Graham denied explicitly asking Raffensperger to do that, claiming he just wanted to understand Georgia’s process and saying Raffensperger’s characterization of their conversation was “ridiculous.”

“The main issue for me is: How do you protect the integrity of mail-in voting, and how does signature verification work?” Graham told the Post Monday. “If he feels threatened by that conversation, he’s got a problem.”

Other Georgia Republicans have attacked Raffensperger for refusing to indulge the Trump campaign’s conspiracy theories about Georgia’s election. Both of the state’s GOP senators, Kelly Loeffler and David Perdue, called on him to resign last week—at Trump’s urging, according to the Atlanta Journal-Constitution— which Raffensperger has refused to do. 

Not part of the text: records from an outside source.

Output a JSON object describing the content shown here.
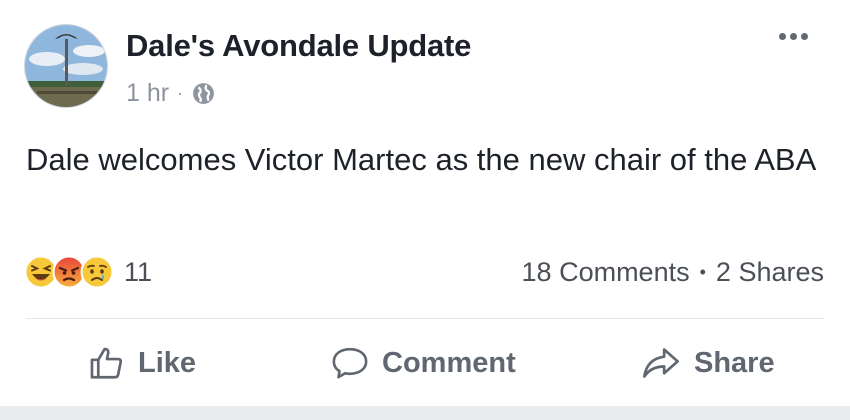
{
  "post": {
    "page_name": "Dale's Avondale Update",
    "time": "1 hr",
    "meta_separator": "·",
    "privacy_icon": "globe-icon",
    "more_icon": "more-options-icon",
    "text": "Dale welcomes Victor Martec as the new chair of the ABA"
  },
  "reactions": {
    "icons": [
      "haha-icon",
      "angry-icon",
      "sad-icon"
    ],
    "count": "11"
  },
  "counts": {
    "comments": "18 Comments",
    "separator": "•",
    "shares": "2 Shares"
  },
  "actions": {
    "like_label": "Like",
    "comment_label": "Comment",
    "share_label": "Share"
  },
  "colors": {
    "text_primary": "#1d2129",
    "text_secondary": "#606770",
    "meta": "#8d949e",
    "divider": "#e4e6eb",
    "reaction_yellow": "#f7c83a",
    "reaction_angry": "#e9713b"
  }
}
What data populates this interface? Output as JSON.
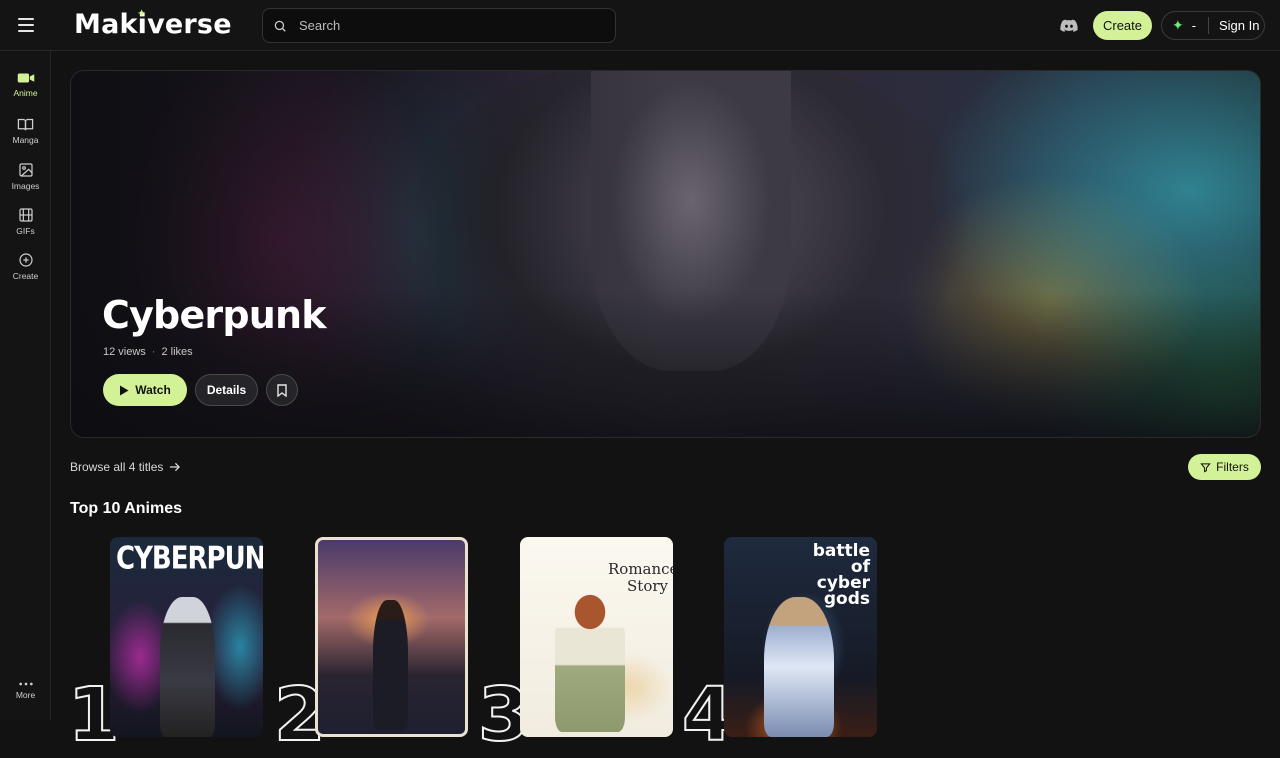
{
  "header": {
    "logo": "Makiverse",
    "search_placeholder": "Search",
    "create_label": "Create",
    "credits_value": "-",
    "signin_label": "Sign In"
  },
  "sidebar": {
    "items": [
      {
        "label": "Anime",
        "icon": "video-camera-icon",
        "active": true
      },
      {
        "label": "Manga",
        "icon": "book-open-icon",
        "active": false
      },
      {
        "label": "Images",
        "icon": "image-icon",
        "active": false
      },
      {
        "label": "GIFs",
        "icon": "film-icon",
        "active": false
      },
      {
        "label": "Create",
        "icon": "plus-circle-icon",
        "active": false
      }
    ],
    "more_label": "More"
  },
  "hero": {
    "title": "Cyberpunk",
    "views": "12 views",
    "likes": "2 likes",
    "watch_label": "Watch",
    "details_label": "Details"
  },
  "browse": {
    "label": "Browse all 4 titles",
    "filters_label": "Filters"
  },
  "top10": {
    "title": "Top 10 Animes",
    "items": [
      {
        "rank": "1",
        "cover_text": "CYBERPUNK"
      },
      {
        "rank": "2",
        "cover_text": ""
      },
      {
        "rank": "3",
        "cover_text": "Romance Story"
      },
      {
        "rank": "4",
        "cover_text": "battle of cyber gods"
      }
    ]
  },
  "colors": {
    "accent": "#d3f197",
    "background": "#121212",
    "panel": "#141414"
  }
}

More recently the state’s top elections official has taken to Facebook to respond to the Trump campaign’s attacks on Georgia’s process, including a now-deleted post where he called Georgia U.S. Rep. Doug Collins, who is leading the Trump campaign’s recount efforts and has heavily criticized Raffensperger, a “failed candidate.” Collins finished in third place in one of Georgia’s two U.S. Senate elections earlier this month. 

“I’m an engineer. We look at numbers. We look at hard data,” Raffensperger told the Washington Post. “I can’t help it that a failed candidate like Collins is running around lying to everyone. He’s a liar.” Collins responded to the Post’s request for comment by linking to a tweet referring to Raffensperger’s “incompetence”:

Raffensperger also told the Post that he and his wife have received death threats, including a text that read: “You better not botch this recount. Your life depends on it.” Raffensperger reported the threats to state authorities, he told the Post.

“Other than getting you angry, [the attacks are] also very disillusioning, particularly when it comes from people on my side of the aisle,” Raffensperger said. “Everyone that is working on this needs to elevate their speech. We need to be thoughtful and careful about what we say.”